With the growing risk of exposure to emerging and re-emerging diseases, the dental practice must maintain strict infection control protocols, including protection against airborne transmission.

Over the past several years, newly emerging diseases have been frequently reported. Some of the most recent are Marburg virus, Severe Acute Respiratory Syndrome (SARS), Ebola, West Nile fever, and bird or avian influenza.
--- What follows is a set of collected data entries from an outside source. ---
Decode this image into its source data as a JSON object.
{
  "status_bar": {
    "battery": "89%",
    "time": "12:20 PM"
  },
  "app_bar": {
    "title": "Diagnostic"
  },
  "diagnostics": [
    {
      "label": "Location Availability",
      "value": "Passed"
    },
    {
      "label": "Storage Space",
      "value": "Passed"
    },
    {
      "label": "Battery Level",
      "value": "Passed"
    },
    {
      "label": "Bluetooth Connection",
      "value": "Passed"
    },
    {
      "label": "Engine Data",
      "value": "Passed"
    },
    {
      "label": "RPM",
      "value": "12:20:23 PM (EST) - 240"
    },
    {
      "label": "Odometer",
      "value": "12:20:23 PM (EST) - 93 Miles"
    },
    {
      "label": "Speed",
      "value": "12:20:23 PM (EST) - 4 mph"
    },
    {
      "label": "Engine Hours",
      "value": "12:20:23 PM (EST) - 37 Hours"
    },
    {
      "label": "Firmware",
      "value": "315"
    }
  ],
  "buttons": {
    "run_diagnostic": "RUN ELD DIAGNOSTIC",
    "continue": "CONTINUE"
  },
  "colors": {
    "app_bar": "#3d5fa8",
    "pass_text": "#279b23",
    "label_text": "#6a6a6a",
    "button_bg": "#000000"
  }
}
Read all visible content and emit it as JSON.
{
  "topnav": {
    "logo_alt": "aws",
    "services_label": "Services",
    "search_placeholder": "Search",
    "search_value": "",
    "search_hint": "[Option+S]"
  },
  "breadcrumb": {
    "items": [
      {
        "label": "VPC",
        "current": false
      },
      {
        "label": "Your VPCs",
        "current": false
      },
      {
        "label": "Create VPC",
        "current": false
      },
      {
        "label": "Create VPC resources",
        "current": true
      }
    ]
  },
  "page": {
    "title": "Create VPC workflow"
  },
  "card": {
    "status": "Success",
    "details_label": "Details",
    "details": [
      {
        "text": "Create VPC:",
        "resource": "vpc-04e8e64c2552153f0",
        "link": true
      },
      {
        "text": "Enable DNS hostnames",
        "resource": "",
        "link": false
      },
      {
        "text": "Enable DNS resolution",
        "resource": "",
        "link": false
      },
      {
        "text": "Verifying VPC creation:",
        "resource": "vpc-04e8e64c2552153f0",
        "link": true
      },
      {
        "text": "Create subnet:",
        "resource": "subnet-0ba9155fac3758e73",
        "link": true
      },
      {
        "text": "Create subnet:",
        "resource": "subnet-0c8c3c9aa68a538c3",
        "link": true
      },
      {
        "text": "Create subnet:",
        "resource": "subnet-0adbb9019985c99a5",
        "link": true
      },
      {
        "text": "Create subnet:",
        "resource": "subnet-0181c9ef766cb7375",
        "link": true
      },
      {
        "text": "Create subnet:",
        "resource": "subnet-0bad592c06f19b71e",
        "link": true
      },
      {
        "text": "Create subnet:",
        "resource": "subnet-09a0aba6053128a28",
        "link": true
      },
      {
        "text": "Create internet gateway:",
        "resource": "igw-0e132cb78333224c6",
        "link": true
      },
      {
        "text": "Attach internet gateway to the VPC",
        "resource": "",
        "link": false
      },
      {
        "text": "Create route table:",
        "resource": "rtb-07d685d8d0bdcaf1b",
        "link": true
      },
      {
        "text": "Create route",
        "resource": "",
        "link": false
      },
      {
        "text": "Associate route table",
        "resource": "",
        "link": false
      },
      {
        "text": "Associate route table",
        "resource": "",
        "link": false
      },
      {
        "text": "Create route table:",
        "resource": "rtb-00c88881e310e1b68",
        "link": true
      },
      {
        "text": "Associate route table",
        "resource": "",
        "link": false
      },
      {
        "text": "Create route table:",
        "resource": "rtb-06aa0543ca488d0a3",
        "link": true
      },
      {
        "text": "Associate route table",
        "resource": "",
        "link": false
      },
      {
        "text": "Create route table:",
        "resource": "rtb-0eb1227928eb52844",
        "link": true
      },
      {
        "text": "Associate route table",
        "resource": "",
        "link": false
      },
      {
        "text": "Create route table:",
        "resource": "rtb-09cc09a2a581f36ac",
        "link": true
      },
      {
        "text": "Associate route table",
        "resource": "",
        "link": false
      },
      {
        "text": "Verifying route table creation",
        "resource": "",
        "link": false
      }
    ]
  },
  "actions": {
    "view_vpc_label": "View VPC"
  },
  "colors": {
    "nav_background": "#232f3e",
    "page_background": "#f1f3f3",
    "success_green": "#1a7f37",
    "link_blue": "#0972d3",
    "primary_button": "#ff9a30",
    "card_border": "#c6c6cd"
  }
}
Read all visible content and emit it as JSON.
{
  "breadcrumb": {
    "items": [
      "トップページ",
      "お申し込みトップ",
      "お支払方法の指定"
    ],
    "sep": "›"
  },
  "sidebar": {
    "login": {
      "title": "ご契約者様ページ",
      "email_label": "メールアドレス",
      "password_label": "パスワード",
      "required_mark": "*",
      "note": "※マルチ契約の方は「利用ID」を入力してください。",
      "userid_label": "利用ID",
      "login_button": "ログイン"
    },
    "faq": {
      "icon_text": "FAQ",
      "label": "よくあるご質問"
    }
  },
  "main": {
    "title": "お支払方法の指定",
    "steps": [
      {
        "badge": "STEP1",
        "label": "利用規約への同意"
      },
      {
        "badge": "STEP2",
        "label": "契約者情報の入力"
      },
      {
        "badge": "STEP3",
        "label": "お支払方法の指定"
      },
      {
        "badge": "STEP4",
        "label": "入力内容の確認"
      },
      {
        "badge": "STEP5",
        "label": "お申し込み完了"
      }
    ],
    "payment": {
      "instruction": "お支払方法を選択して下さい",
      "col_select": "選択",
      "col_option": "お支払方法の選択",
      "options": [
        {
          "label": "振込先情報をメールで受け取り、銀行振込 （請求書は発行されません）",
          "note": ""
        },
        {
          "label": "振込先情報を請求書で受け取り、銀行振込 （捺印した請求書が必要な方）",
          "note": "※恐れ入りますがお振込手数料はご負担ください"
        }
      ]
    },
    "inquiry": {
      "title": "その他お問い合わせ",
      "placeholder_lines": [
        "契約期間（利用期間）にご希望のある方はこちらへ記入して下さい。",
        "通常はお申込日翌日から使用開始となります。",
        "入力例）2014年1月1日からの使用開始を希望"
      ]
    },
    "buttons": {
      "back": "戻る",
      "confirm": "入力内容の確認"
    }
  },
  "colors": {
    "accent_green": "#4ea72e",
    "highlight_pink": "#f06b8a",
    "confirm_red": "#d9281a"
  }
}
At the same time, reported outbreaks of diseases that were once considered controlled or eliminated are increasing, such as tuberculosis, Pertussis (whooping cough), and drug resistant Staphylococcus (MRSA). One of these emerging or reemerging diseases may be carried by patients seeking routine dental treatment and thus become a diagnostic and infection control concern for dental personnel.

Emerging Diseases

The most important and prevalent disease to emerge in the recent past is HIV/AIDS. A previously unknown disease, HIV/AIDS dramatically affected dental treatment and completely redefined dental infection control. HIV may have been present in Africa for many years but was not recognized as a defined disease entity until the early 1980s.1 Interestingly, one of the first hints of this new disease entity came from the observation of an increased incidence of Kaposi’s sarcoma, a lesion that is most often found in the oral cavity.2 Following the initial recognition of HIV, the disease was documented to spread from a relatively small population to the millions of cases that are now reported. Currently, the disease is frequently encountered during routine dental treatments. The effect of HIV on infection control in the dental office has led to the universal use of gloves, masks, and handpiece sterilization. Today it is difficult to envision performing hygiene procedures without these precautions, but less than 20 years ago these standard infection control procedures were almost never followed. In a brief period of time, HIV has overhauled the way dentistry is performed.

Table 1. Some Emerging Diseases
SARS Airborne and droplets. Aerosols must be controlled for all procedures.
Ebola and Marburg Virus Unknown, all body fluids including saliva, carry a risk of spreading infection. To date, outbreaks are very localized. Isolation is the only sure control.
West Nile Fever Mosquito bite, possibly blood products. May be a concern if bloodborne pathway is confirmed.
Emerging influenzas such as bird flu Droplets, aerosols, direct contact with patient. Aerosols must be controlled for all procedures.
Hepatitis C through E Body fluids and products, primarily blood and feces. Standard (universal) precautions.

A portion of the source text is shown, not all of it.